Он надолго умолкает, и я решаю, что он закончил рассказ. Интересно, он забыл о моём вопросе — том, после которого он начал говорить? «Почему я?» Но я слишком смущена, чтобы напомнить, так что сижу, молчу и только представляю себе, как он недвижно стоит у границы и смотрит на птиц, парящих над его головой. И при мысли об этом успокаиваюсь.
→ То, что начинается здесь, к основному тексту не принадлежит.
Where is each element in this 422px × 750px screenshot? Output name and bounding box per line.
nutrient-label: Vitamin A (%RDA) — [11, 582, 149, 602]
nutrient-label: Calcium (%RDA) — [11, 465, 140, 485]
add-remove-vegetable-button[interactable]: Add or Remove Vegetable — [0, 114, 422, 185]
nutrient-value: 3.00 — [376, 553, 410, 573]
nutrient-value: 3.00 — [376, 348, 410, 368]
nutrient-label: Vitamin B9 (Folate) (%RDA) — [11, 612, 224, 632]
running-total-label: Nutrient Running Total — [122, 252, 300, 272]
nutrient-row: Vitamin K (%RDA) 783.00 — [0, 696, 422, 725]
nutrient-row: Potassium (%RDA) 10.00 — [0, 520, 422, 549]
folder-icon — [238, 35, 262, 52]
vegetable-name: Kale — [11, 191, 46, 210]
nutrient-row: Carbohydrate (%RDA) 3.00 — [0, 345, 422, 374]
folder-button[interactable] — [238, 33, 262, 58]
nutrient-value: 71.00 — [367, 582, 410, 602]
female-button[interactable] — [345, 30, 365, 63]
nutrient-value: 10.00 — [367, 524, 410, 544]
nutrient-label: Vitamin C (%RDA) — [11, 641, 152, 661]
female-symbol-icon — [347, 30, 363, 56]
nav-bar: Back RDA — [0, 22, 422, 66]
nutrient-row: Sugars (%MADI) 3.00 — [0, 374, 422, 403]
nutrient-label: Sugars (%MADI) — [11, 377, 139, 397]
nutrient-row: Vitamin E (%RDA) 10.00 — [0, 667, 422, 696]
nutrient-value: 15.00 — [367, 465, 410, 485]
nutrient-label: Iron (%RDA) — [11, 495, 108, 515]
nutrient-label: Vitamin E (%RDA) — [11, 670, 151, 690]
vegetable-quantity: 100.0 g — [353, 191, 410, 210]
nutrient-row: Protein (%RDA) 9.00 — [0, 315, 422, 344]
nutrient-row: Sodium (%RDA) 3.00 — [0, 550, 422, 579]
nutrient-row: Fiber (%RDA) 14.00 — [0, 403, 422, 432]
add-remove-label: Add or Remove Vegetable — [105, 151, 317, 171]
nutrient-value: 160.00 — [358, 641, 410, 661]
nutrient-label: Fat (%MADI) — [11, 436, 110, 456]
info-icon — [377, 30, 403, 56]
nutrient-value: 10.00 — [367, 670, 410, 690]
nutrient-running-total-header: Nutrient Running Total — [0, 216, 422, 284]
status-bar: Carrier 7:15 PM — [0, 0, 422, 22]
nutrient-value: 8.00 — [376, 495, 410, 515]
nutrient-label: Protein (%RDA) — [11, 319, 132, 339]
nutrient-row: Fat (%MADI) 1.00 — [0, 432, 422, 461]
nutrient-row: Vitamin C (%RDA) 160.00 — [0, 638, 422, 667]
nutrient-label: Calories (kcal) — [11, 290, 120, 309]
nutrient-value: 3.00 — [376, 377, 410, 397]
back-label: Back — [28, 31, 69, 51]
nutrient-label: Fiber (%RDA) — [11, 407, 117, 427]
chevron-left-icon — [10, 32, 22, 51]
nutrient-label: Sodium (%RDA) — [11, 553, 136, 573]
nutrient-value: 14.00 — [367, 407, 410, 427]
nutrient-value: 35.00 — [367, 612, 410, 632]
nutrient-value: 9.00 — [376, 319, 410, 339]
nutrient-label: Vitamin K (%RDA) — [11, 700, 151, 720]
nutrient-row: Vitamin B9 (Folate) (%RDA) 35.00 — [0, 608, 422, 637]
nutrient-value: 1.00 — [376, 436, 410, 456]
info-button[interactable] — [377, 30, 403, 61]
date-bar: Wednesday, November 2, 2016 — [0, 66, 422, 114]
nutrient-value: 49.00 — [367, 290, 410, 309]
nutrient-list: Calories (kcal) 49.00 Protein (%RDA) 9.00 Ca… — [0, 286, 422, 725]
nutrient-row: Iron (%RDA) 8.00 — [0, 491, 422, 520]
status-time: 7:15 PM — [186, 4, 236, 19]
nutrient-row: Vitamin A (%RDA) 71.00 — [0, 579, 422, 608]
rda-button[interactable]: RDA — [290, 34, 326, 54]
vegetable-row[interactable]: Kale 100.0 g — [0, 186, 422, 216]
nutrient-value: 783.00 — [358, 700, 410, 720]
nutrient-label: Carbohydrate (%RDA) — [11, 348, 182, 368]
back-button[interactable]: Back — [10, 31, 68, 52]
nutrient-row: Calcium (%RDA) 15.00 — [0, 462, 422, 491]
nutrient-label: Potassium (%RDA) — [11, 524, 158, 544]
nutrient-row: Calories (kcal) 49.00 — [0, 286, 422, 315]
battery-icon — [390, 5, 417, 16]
После целой вечности в молчании, он снова начинает говорить, но так тихо, что мне приходится подвинуться к нему, чтобы расслышать его слова.
— К тому времени, когда я впервые увидел тебя у Губернатора, я уже несколько лет не ходил смотреть на птиц у границы. Но ты напомнила мне о них. Ты прыгала, что-то кричала, и твои волосы выбились из-под резинки, и ты была такая быстрая... — Он встряхивает головой. — Одно мгновение — и тебя нет. Точно — как птичка.
Не знаю как — у меня в мыслях не было повернуться к нему и движения с его стороны я тоже не заметила — но мы вдруг оказываемся лицом к лицу во мраке; всего в нескольких дюймах друг от друга.
— Все здесь спят. Они спят уже много лет. А ты казалась такой... полной жизни и энергии, — шепчет Алекс. Он закрывает глаза и тут же открывает их. — Мне надоели все эти сонные лица. Я устал от них.
Внутри у меня всё трепещет, словно там действительно поселилась стайка весёлых порхающих птичек. Моё тело словно уплывает, подхваченное тёплым потоком... Нет, его как будто продувает жарким ветром, и я разлетаюсь, превращаюсь в воздух.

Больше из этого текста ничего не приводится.